Bullying And Bloody Letters

Di Hukum



Di Hukum

0Mentari pun merogoh uang di sakunya dan hendak memberikan kepada Aldi dan Deni, tapi tiba-tiba di belakangnya ada Alvin dan menahan tangan Mentari untuk mengulurkan uang itu kepada Aldi dan Deni.     
0

Tentu saja hal itu membuat Deni dan Aldi menjadi geram melihatnya.     

"Siapa kamu?! mau jadi pahlawan kesiangan ya?!" ucap Deni.     

Alvin mengernyitkan keningnya sesaat lalu dia tersenyum tipis dengan sinis.     

"Kalian bukan laki-laki ya?" sindir Alvin dengan nada rendah.     

"Eh! maksudnya apa?!" Deni langsung berdiri dengan wajah menantang dan mendekat ke arah Alvin.     

Alvin mengerutlan keningnya lagi, dan melihat Deni seolah-olah dengan tatapan jijiknya.     

"Kalian ini benar-benar menjijikkan, harusnya kalian itu tidak perlu menganiaya perempuan! Apa kalian tidak malu?" lagi-lagi suara Alvin masih terdengar sangat rendah tapi sangat menohok bagi Aldi dan juga Deni.     

"Wah, sialan! berani sama kita ya?!" Aldi pun langsung tersulut emosi dan langsung berjalan menghampiri Alvin juga.     

"What? kenapa kalian mendekat?" Huff... mengela nafas.     

"Kalian ingin mengeroyokku ya?" tukas Alvin.     

"Ah! banyak bacot!" Aldi yang sudah tak tahan pun langsung menonjok wajah Alvin.     

Alvin sedikit kaget karna di tonjok oleh, Aldi.     

Tapi tonjokan itu tak berarti apa-apa baginya, dan hal itu justru membuatnya semakin tertantang untuk semakin menyerang Aldi dan juga Deni.     

Duak!     

Tanpa basa-basi Avin menonjok hidung Aldi hingga mimisan, dan hal itu membuat Aldi peringisan kesakitan sekaligus membekap hidungnya.     

"Aldi! Kamu gak apa-apa?!" tanya Deni.     

Dan dia langsung berbalij menyerang Alvin, tapi Alvin berhasil menghindar darinya.     

"Dasar sialan! dengan berhasil menghindariku, bukan berarti kamu berhasil lepas dariku ya!" ancam Deni, lalu dia kembali bangkit dan hendak menyerang Alvin lagi.     

Tapi belum sempat menyerang Alvin, tapi malah Alvin yang sudah menyerangnya duluan.     

Duak!     

Tinjuan Alvin sudah mendarat duluan di wajah Deni, hingga bibir Deni sampai berdarah-darah.     

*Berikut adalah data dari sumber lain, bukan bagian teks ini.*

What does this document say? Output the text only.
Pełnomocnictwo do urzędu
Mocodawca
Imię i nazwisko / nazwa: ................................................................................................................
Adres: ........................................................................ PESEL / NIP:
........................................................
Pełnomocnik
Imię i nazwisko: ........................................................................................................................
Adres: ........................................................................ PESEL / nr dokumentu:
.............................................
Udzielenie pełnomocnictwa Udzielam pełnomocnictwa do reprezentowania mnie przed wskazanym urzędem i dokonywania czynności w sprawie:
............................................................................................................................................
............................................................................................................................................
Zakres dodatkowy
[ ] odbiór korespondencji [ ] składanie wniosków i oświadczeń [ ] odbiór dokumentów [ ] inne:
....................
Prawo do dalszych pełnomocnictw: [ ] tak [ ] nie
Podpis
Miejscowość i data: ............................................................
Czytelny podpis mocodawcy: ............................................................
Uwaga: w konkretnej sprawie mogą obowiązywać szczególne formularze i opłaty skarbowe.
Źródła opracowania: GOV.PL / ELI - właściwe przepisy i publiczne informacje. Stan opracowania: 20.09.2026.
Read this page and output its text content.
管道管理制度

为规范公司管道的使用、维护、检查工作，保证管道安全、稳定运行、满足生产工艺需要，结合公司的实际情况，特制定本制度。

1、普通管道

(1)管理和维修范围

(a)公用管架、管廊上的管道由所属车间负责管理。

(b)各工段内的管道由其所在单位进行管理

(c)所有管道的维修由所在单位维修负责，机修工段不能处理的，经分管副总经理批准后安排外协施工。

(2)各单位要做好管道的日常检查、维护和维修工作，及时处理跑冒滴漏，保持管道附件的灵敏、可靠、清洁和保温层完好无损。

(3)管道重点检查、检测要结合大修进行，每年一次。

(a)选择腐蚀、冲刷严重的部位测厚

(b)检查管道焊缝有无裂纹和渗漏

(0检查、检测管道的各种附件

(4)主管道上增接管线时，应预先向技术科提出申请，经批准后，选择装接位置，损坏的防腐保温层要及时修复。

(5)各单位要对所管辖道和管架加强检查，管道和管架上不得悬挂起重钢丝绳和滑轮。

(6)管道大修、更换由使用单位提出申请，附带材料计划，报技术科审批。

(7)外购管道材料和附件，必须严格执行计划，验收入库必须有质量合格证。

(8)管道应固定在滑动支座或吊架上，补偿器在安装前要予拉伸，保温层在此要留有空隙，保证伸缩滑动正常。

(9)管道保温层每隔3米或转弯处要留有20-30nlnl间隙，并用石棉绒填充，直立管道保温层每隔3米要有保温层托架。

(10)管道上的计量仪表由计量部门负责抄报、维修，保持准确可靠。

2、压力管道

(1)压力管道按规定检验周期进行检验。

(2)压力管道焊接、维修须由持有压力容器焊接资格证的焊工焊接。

"Sial!" Deni pun semakin kalap, kembali dia mengepalkan tangan dan hendak menyerang balik Alvin.     

Sreek!     

Kepalan tangan Deni langsung di tangkap oleh Alvin, dan Alvin memutar tangan Deni hingga sedikit bunyi gemertak tulang patah.     

"AKH!" teriak Deni dengan kencang.     

Dan kejadian itu kembali mengundang kerumunan, dan Pak Handoko pun juga datang.     

"Ya ampun! kalian lagi rupanya!" teriak Pak Handoko.     

Dan Bu Maya, si kepala selolah pun juga hadir, di belakang Pak Handoko.     

"Kalian berdua ini, Aldi dan Deni, selalu buat masalah! bosan saya dengan ulah kalian!" teriak Bu Maya.     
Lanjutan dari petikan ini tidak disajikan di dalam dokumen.